The unification of the Spanish Kingdom was accomplished by stages and depended a great deal on the political history of the regions which eventually became parts of it. The unity so attained was the result of a series of compromises which accommodated the regional element in the legal, political and social systems of the nation. Therefore, while this unification involved a degree of fusion, it usually involved the recognition of the established regional and local legal customs which perpetuated the existing social order.4

    The final period of Spanish legislative development was the constitutional era of the 19th century, which actually extended into the 20th century (coming to an end in 1936). A second constitutional period can be assumed as beginning in 1978. Post-Napoleonic codification commenced with the Constitution of Cadiz of 1812, which established a short-lived democracy and called for the codification of all major branches of Spanish law. Various commissions worked on draft codes throughout the century; the most important work on a civil code was directed by Florencio Garcia Goyena in the 1840s which was discussed in draft form for 30 years. By 1880 the need for a national civil code and for the resolution of claims by the foral states to their own civil law codifications had become acute. In 1889 the Spanish civil code was enacted. It was an interesting and eclectic piece of legislation drawing on many sources (especially the Code Napoléon, although heavily influenced by Castilian and canon law) and is thus a not-entirely successful compromise mixture of codified Castilian law (with a number of gaps) with uncodified foral law given precedence where necessary or expedient, and finally, customary law. Codification of commercial law actually commenced with the Ordinances of Bilbao of 1737, but the first modern code was promulgated in 1829, revised in 1868 and entirely revised and repromulgated in 1885. In this final format, it is a much broader European work than the civil code, and shows the influence of 19th century German legal scholarship. Civil procedure in Spain is actually codified in two instruments: the civil procedure code (Ley de enjuiciamiento civil) of 1881 and the Ley organica del poder judicial, which governs the judiciary. The three 19th century codifications of civil and commercial and procedural law remain in force in Spain today; although much amended, they have not been subject to any overall revision or reform. The judiciary code was completely revised in 1985 and 2001.

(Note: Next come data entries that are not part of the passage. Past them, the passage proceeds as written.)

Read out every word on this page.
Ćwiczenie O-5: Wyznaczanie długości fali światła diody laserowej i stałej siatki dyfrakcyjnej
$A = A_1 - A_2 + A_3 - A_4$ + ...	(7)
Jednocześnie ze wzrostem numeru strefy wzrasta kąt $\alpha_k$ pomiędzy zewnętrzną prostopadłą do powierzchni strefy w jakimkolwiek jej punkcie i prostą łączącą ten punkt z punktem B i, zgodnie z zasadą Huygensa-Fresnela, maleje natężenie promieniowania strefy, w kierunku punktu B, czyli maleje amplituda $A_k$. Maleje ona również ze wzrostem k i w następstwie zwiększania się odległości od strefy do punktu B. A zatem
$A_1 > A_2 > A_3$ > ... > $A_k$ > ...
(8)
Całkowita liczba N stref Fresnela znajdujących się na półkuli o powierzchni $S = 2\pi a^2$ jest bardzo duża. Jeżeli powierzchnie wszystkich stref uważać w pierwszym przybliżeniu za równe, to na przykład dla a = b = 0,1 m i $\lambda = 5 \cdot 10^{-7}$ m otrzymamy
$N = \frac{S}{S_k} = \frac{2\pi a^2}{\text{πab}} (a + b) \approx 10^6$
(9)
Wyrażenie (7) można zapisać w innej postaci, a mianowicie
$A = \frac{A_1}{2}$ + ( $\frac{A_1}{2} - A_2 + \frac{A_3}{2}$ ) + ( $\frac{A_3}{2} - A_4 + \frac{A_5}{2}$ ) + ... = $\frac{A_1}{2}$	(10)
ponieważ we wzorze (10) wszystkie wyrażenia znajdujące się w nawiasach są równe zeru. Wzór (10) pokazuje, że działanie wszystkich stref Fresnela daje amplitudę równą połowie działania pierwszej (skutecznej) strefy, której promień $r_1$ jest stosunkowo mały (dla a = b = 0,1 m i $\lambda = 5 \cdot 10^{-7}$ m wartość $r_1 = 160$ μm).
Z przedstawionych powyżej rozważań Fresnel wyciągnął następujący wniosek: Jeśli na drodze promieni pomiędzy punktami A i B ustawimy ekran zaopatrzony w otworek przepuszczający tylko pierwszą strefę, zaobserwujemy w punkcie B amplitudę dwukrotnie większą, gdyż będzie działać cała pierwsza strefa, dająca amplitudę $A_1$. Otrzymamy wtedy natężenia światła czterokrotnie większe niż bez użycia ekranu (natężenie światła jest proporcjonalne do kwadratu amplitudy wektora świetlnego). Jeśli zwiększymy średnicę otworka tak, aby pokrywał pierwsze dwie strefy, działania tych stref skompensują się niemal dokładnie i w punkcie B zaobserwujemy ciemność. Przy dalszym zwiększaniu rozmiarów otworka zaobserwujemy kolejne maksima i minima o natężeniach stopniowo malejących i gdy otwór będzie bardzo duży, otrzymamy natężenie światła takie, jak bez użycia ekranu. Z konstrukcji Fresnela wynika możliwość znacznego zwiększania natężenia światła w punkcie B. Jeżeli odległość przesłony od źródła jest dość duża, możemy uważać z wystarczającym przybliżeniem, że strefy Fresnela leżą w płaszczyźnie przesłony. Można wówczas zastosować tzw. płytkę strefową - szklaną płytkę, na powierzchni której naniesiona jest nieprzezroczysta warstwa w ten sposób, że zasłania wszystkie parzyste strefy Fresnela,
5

    Spain has had a number of criminal codes. The first, of 1848, lasted (with many modifications) into the Franco era, as did the code of criminal procedure of 1882. Under the newly constituted monarchy, the old criminal codes proved unattractive in their repressive approaches and formats. Franco’s 1944 consolidation of the Codigo penal was reformed in 1983 and 1989. The Ley de enjuiciamiento criminal was reformed in 1988.
    Spanish law has undergone a major transformation in the post-Franco era. Public law has been greatly liberalized, and the enlargement of social and labor legislation begun in the 1930s and continued under Franco (but along the paternalistic structures of the corporate state) have now been modernized and further extended. Spain’s entry into the European Union has resulted in a flurry of legislative activity reforming and remodeling company and corporate law and legislation affecting financial institutions and the sale and issuance of securities. Anxious for expanded foreign investment and general participation in the economic activities of the Union, Spain continues the large-scale reform and modernization of its commercial and related legislation.